Couple random thoughts on shelves like this:
-they don't draw much attention from the casual observer (compared to a safe)
-if you put a lock of some kind on it, it should keep the contents safe from children 
-price point is low enough you can probably get a couple if need be
-any real Amount of ammo will make it to heavy to move around


----------



## Shopkins (Nov 9, 2012)

on the side of my shotgun and elsewhere readily available ha. Honestly most of mine is in a storage cabinet in my basement that just has a key lock. the shells are just left in the boxes they are packaged in.


----------



## jmh033089 (Oct 23, 2012)

In my shot gun, best place for it...


----------



## armyguy (Nov 9, 2012)

Well the most important thing is that you should store your ammo in a dry and preferably a place where the climate wont change much say super hot or and cold back and forth.

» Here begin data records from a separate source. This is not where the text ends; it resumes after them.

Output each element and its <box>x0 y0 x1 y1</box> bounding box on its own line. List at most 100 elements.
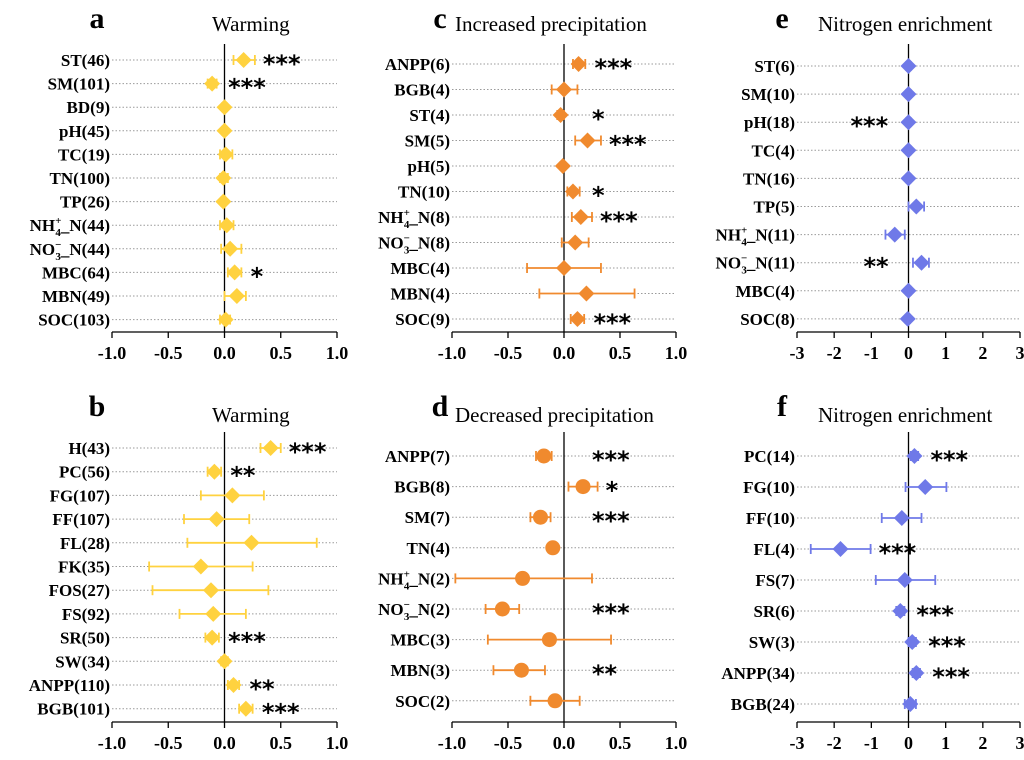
x-tick-label: 3 <box>1016 343 1024 363</box>
mean-marker <box>204 629 221 646</box>
panel-title: Increased precipitation <box>455 12 647 36</box>
row-label: MBN(3) <box>391 661 450 680</box>
mean-marker <box>900 114 917 131</box>
x-tick-label: -2 <box>827 733 842 753</box>
panel-letter: d <box>432 390 449 423</box>
data-row: FG(107) <box>50 486 265 505</box>
row-label: FL(28) <box>60 534 110 553</box>
mean-marker <box>206 463 223 480</box>
data-row: SM(7) *** <box>405 507 630 535</box>
row-label: FF(107) <box>52 510 110 529</box>
row-label: BGB(101) <box>37 700 110 719</box>
mean-marker <box>892 603 909 619</box>
significance-stars: *** <box>916 601 954 629</box>
significance-stars: *** <box>593 309 631 337</box>
row-label: MBN(49) <box>42 287 110 306</box>
significance-stars: *** <box>228 74 266 102</box>
panel-e: e Nitrogen enrichment -3 -2 -1 0 1 2 3 ST(6) SM(10… <box>716 2 1024 363</box>
data-row: MBC(64) * <box>42 262 264 290</box>
data-row: MBC(3) <box>391 631 612 650</box>
panel-c: c Increased precipitation -1.0 -0.5 0.0 0.5 1.… <box>378 2 687 363</box>
significance-stars: *** <box>592 507 630 535</box>
x-tick-label: 2 <box>978 343 987 363</box>
data-row: NH+ 4_N(8) *** <box>378 207 638 235</box>
data-row: NO− 3_N(11) ** <box>716 253 930 281</box>
row-label: FF(10) <box>746 509 795 528</box>
x-tick-label: -1 <box>864 343 879 363</box>
data-row: TC(19) <box>58 145 234 164</box>
x-tick-label: 0.5 <box>270 733 293 753</box>
mean-marker <box>902 696 919 712</box>
row-label: FS(7) <box>755 571 795 590</box>
significance-stars: ** <box>864 253 890 281</box>
mean-marker <box>208 511 225 528</box>
significance-stars: *** <box>595 54 633 82</box>
significance-stars: * <box>592 182 605 210</box>
significance-stars: *** <box>879 539 917 567</box>
x-tick-label: 1 <box>941 733 950 753</box>
x-tick-label: -0.5 <box>494 733 523 753</box>
row-label: pH(18) <box>744 113 795 132</box>
mean-marker <box>218 217 235 234</box>
data-row: ANPP(110) ** <box>29 675 275 703</box>
data-row: FL(28) <box>60 534 318 553</box>
row-label: ST(4) <box>409 106 450 125</box>
mean-marker <box>547 693 563 709</box>
mean-marker <box>554 158 571 174</box>
row-label: SOC(8) <box>740 310 795 329</box>
significance-stars: *** <box>928 632 966 660</box>
data-row: PC(14) *** <box>744 446 969 474</box>
x-tick-label: -0.5 <box>494 343 523 363</box>
x-tick-label: -1.0 <box>438 733 467 753</box>
data-row: TP(5) <box>753 198 926 217</box>
row-label: MBC(64) <box>42 263 110 282</box>
mean-marker <box>900 282 917 299</box>
data-row: ST(4) * <box>409 105 605 133</box>
data-row: FG(10) <box>743 478 948 497</box>
row-label: NO− 3_N(8) <box>378 233 450 257</box>
row-label: PC(56) <box>59 463 110 482</box>
data-row: ST(46) *** <box>61 50 301 78</box>
panel-letter: c <box>433 2 446 35</box>
data-row: BD(9) <box>67 98 233 117</box>
data-row: pH(5) <box>408 157 571 176</box>
data-row: SR(6) *** <box>753 601 954 629</box>
mean-marker <box>556 81 572 98</box>
mean-marker <box>896 572 913 588</box>
mean-marker <box>899 310 916 327</box>
mean-marker <box>237 700 254 717</box>
row-label: NH+ 4_N(2) <box>378 568 450 592</box>
row-label: MBC(4) <box>391 259 450 278</box>
row-label: FOS(27) <box>49 581 110 600</box>
mean-marker <box>572 209 589 225</box>
mean-marker <box>900 86 917 103</box>
x-tick-label: 1 <box>941 343 950 363</box>
row-label: MBC(4) <box>736 282 795 301</box>
mean-marker <box>904 634 921 650</box>
panel-letter: a <box>90 2 105 35</box>
row-label: FL(4) <box>753 540 795 559</box>
data-row: ANPP(34) *** <box>721 663 970 691</box>
mean-marker <box>552 107 569 123</box>
row-label: MBC(3) <box>391 631 450 650</box>
row-label: FG(10) <box>743 478 795 497</box>
mean-marker <box>224 487 241 504</box>
mean-marker <box>532 509 548 525</box>
data-row: SOC(103) <box>38 311 234 330</box>
data-row: FS(7) <box>755 571 937 590</box>
data-row: FS(92) <box>62 605 247 624</box>
significance-stars: *** <box>289 438 327 466</box>
data-row: TN(16) <box>743 169 917 188</box>
mean-marker <box>536 448 552 464</box>
row-label: TN(100) <box>50 169 110 188</box>
row-label: NH+ 4_N(8) <box>378 207 450 231</box>
mean-marker <box>203 582 219 599</box>
data-row: SOC(8) <box>740 310 916 329</box>
data-row: MBN(49) <box>42 287 247 306</box>
significance-stars: *** <box>609 131 647 159</box>
row-label: ANPP(7) <box>385 447 450 466</box>
mean-marker <box>222 240 239 257</box>
x-tick-label: 3 <box>1016 733 1024 753</box>
x-tick-label: 0.0 <box>213 343 236 363</box>
row-label: FG(107) <box>50 486 110 505</box>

I would even say store your ammo in a waterproof container. Thrown in a couple of dessicant packet and it will last forever. Note .22 and shot shells are no good if submerge in water. 

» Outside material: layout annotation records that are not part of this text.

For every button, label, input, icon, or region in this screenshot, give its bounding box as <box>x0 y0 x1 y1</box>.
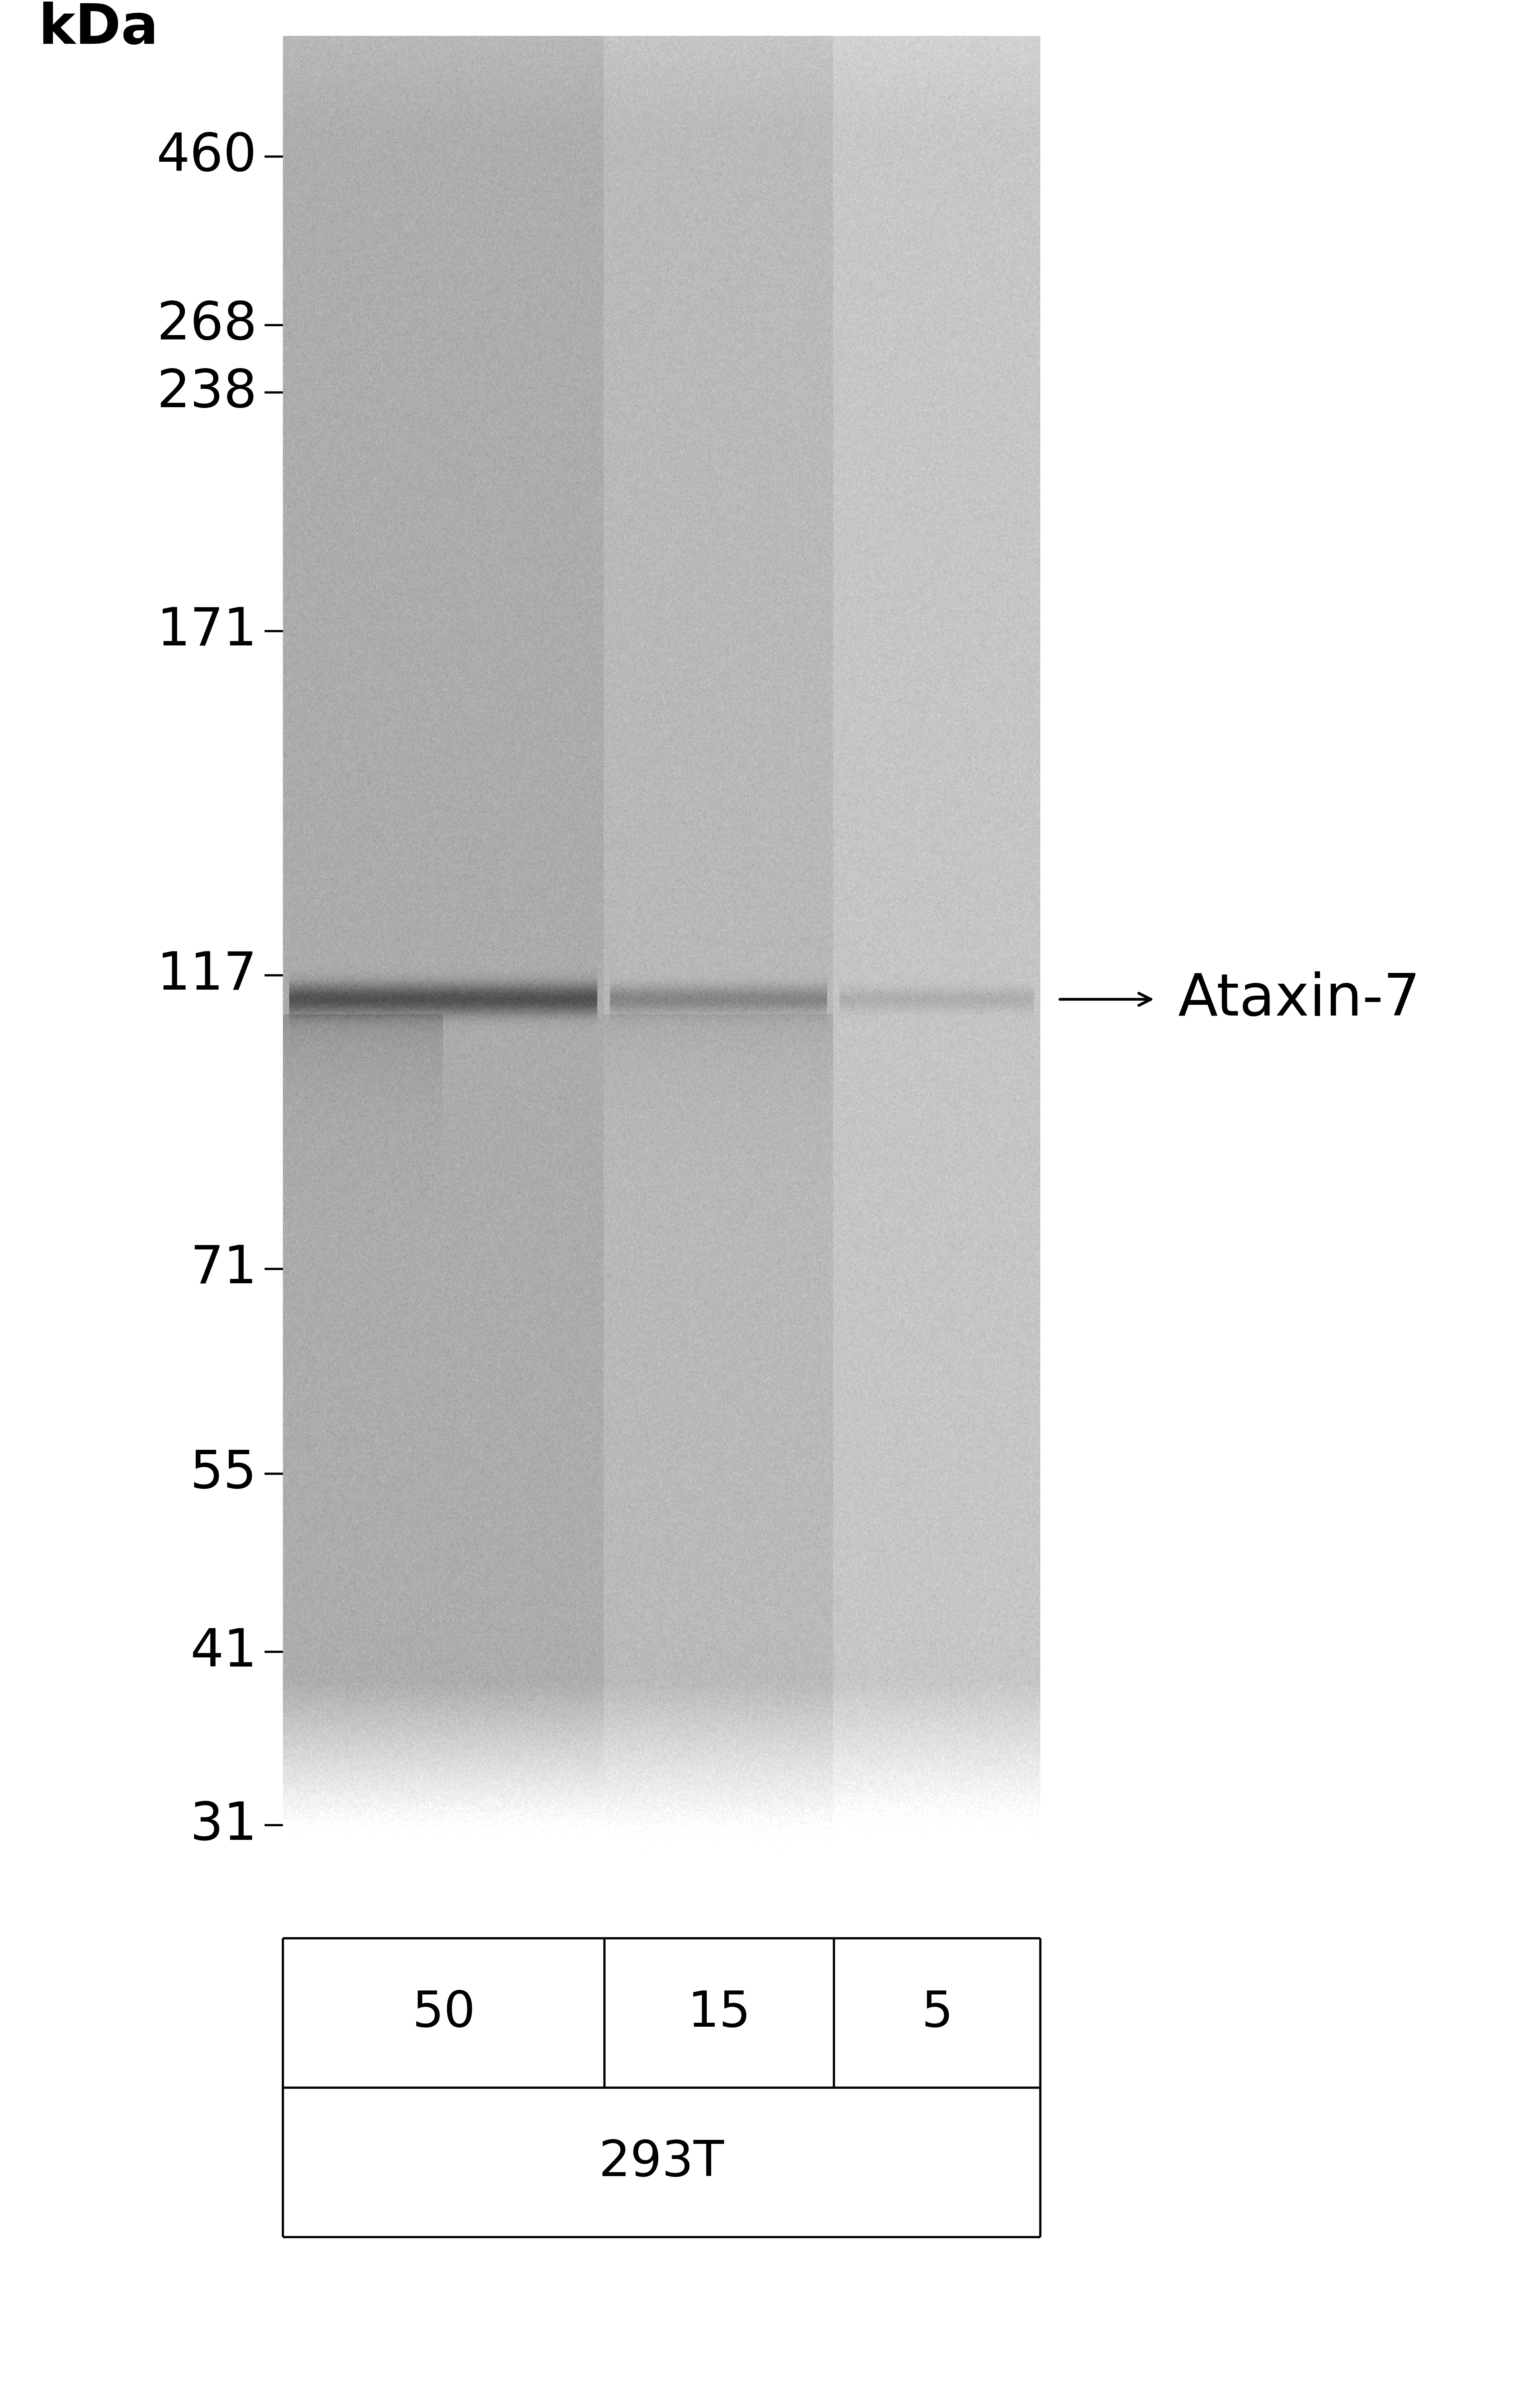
Text: kDa: kDa <box>38 2 158 55</box>
Text: 117: 117 <box>156 949 257 1002</box>
Text: 50: 50 <box>412 1989 476 2037</box>
Text: 55: 55 <box>190 1447 257 1500</box>
Text: 171: 171 <box>156 604 257 657</box>
Text: 31: 31 <box>190 1799 257 1852</box>
Text: 5: 5 <box>921 1989 953 2037</box>
Text: 71: 71 <box>190 1243 257 1296</box>
Text: 268: 268 <box>156 299 257 352</box>
Text: 460: 460 <box>156 130 257 183</box>
Text: 41: 41 <box>190 1625 257 1678</box>
Text: Ataxin-7: Ataxin-7 <box>1178 970 1420 1028</box>
Text: 15: 15 <box>687 1989 751 2037</box>
Text: 238: 238 <box>156 366 257 419</box>
Text: 293T: 293T <box>600 2138 724 2186</box>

I would say get plastic ammo cans whcih usually have a rubber O ring that keep water and dust out. If you have no access to ammo cans, then the next best thing is to get buckets with lids. These you can usually buy from hardware stores. They usually have lids with a rubber O ring on it, so it will be water proof. They sells for 7-9 bucks.

Now if you cannot or do not want to spend the money, then keep an eye out for people painting their house. Paint comes in tin cans and also 5 gallon buckets. Usually people throw them away. You can approach the painters and ask them to save it for you. they are easy to clean and now you have free buckets. 

Or go to restaurant, most restaurant around the world uses lard to cook. The largest lard producers are all in Quebec, Canada. And all their lard comes in 5 gallon white buckets. Just find out which restaurant uses lard and get them to save it for you. You will be surprise how far reaching Quebec lard goes. 
Also, try restaurant that sells pig tails or pig foot. These are also package in 5 gallon size white buckets. they are packed in salt and also comes from Quebec. So do the same thing and go ask from the restaurant.

In the states, I have accumulated a large amount of buckets by going to retail stores like Staples or Targets and ask them when they will refloor or rewax their floors. they usually do it once a year and usually before the end of the fiscal year. So for example Staples,inc, refloor in early Febuary, So I will go there before they refloor and ask the managers to save all the buckets that he or she will be throwing away. These buckets holds chemicals and wax i guess. Its easy to clean and the lids are all nice.

Buckets are a preppers best friend they hold water and when you are done hold shits and piss and what not.
They also keep your food and ammo dry in case of flood. Also they stack great and are made to be stack high.


----------